La situation étant devenue inconfortable, je n'ose pas vraiment imaginer ce qui nous attend, mais je suppose que nous n'avions pas le choix.
Une fois dans la maison d'apparence abandonnée, la femme s'avance doucement vers le fond de la pièce, tapant à plusieurs reprises avec sa canne contre le sol. Avant que je n'ai eu le temps de lui demander la raison de cette action insensée, le sol frappé se dérobe laissant par la même occasion un escalier qui descend sans vraiment apercevoir le fond. J'avance en premier, laissant mon camarade couvrir mes arrières. À force de descendre une odeur assez forte commence à se faire sentir. Une fois en bas je constate la raison de cette pestilence. L'éclairage de la pièce est alimenté par diverse bougie disposée un peu partout, laissant un spectacle des plus étrange. Des hommes et des femmes à moitié dévêtues, entassées les uns sur les autres, le regard vitreux et s'abandonnant à la boisson et à la luxure comme s'il n'aurait pas de lendemain.

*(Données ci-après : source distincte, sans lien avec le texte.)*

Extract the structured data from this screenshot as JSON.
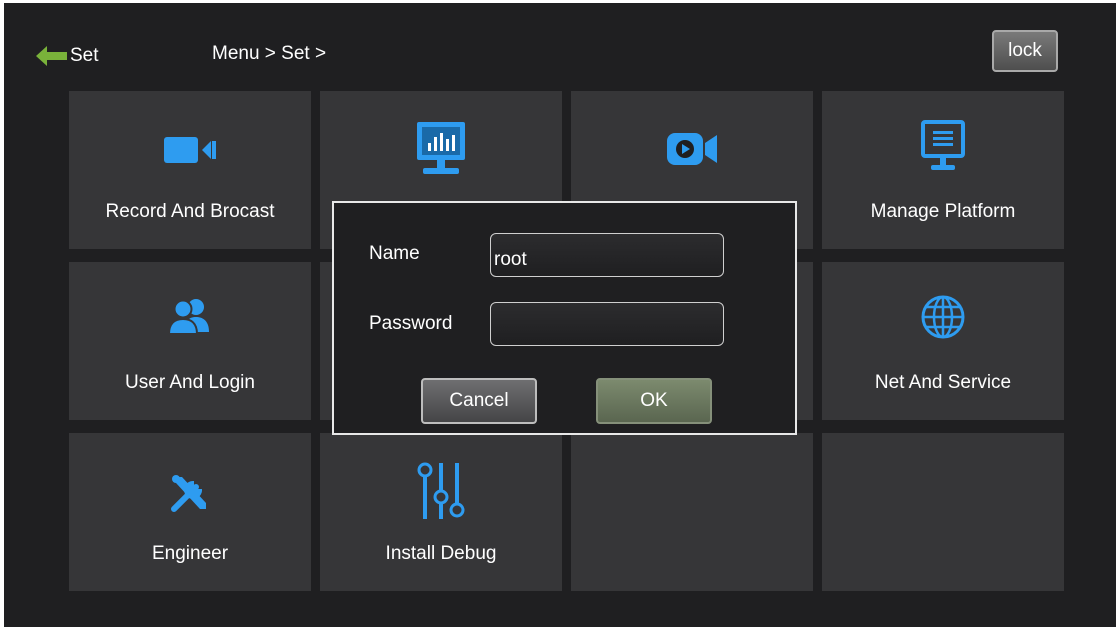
{
  "header": {
    "back_label": "Set",
    "breadcrumb": "Menu > Set >",
    "lock_label": "lock"
  },
  "tiles": [
    {
      "label": "Record And Brocast",
      "icon": "video-camera-icon"
    },
    {
      "label": "",
      "icon": "monitor-chart-icon"
    },
    {
      "label": "",
      "icon": "video-play-camera-icon"
    },
    {
      "label": "Manage Platform",
      "icon": "screen-menu-icon"
    },
    {
      "label": "User And Login",
      "icon": "users-icon"
    },
    {
      "label": "",
      "icon": ""
    },
    {
      "label": "",
      "icon": ""
    },
    {
      "label": "Net And Service",
      "icon": "globe-icon"
    },
    {
      "label": "Engineer",
      "icon": "tools-icon"
    },
    {
      "label": "Install Debug",
      "icon": "sliders-icon"
    },
    {
      "label": "",
      "icon": ""
    },
    {
      "label": "",
      "icon": ""
    }
  ],
  "dialog": {
    "name_label": "Name",
    "name_value": "root",
    "password_label": "Password",
    "password_value": "",
    "cancel_label": "Cancel",
    "ok_label": "OK"
  },
  "colors": {
    "accent_icon": "#2e9cf0",
    "back_arrow": "#79b23a",
    "tile_bg": "#363638",
    "screen_bg": "#1f1f21"
  }
}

Notre rendez-vous annonce finalement sa présence, nous invitant à venir le rejoindre. Lors de notre approche j'aperçois une femme sous chaque bras de celui-ci. Une fois à son niveau il m'adresse la parole dans un premier temps. "Salutation, installez-vous. Tenez, prenez celle-la." Dit-il me jetant l'une des femmes qu'il l'accompagnait. Je la rattrape d'une main, croisant son regard identique aux autres, elle me sourit en rigolant tout en restant docile tel un pantin. "C'est qui le costaud derrière toi ? Il veut aussi une donzelle le temps qu'on parle de nos affaires ?" Je m'abstiens quelques secondes de répondre, laissant l'occasion à Desmond de le faire lui-même, dans le cas d'un long silence je finirais par l'énoncé comme un simple garde du corps comme nous l'avions convenu.
"Brève de bavarde inutile, je suis heureux qu'on se rencontre enfin en chair et en os." Son regard se tourne en admirant la pièce remplie de légume. "Comment trouvez-vous mon petit coin de paradis ?" La question semble être autant pour Desmond que pour moi. "Les gens qui rejoignent nos rangs sont crédules, il n'est pas difficile de leur retourné le cerveau avec de belles promesses." Il m'observe avant de rire un bon coup. "Vous n'inquiétez pas, ils sont incapables de comprendre le moindre mot dans leur état, ils sont devenus de simple coquille vide." La femme qui m'a jeté résume bien ses propos, elle ne fait que me coller en rigolant de façon stupide, d'une seule main je la balade comme bon me semble. J'ignore totalement comment quelqu'un peut sombrer à ce point, ce n'est pas l'alcool cela est une certitude.
L'homme en face de nous attendait une réponse, comme étant fière de présenté sa création à des intéressées par un tableau de maître. Je peine à trouver les mots pour décrire cette folie, dois-je le caresser dans le sens du poil pour espérer avoir d'amples informations sur les sectaires ou bien lui faire ravaler sa fierté que cet endroit n'est qu'une vague plaisanterie au nom des trois. Indécis, je laisse à Desmond l'occasion de s'exprimer en premier, bien que j'ignore sa réaction et des conséquences que cela vont avoir.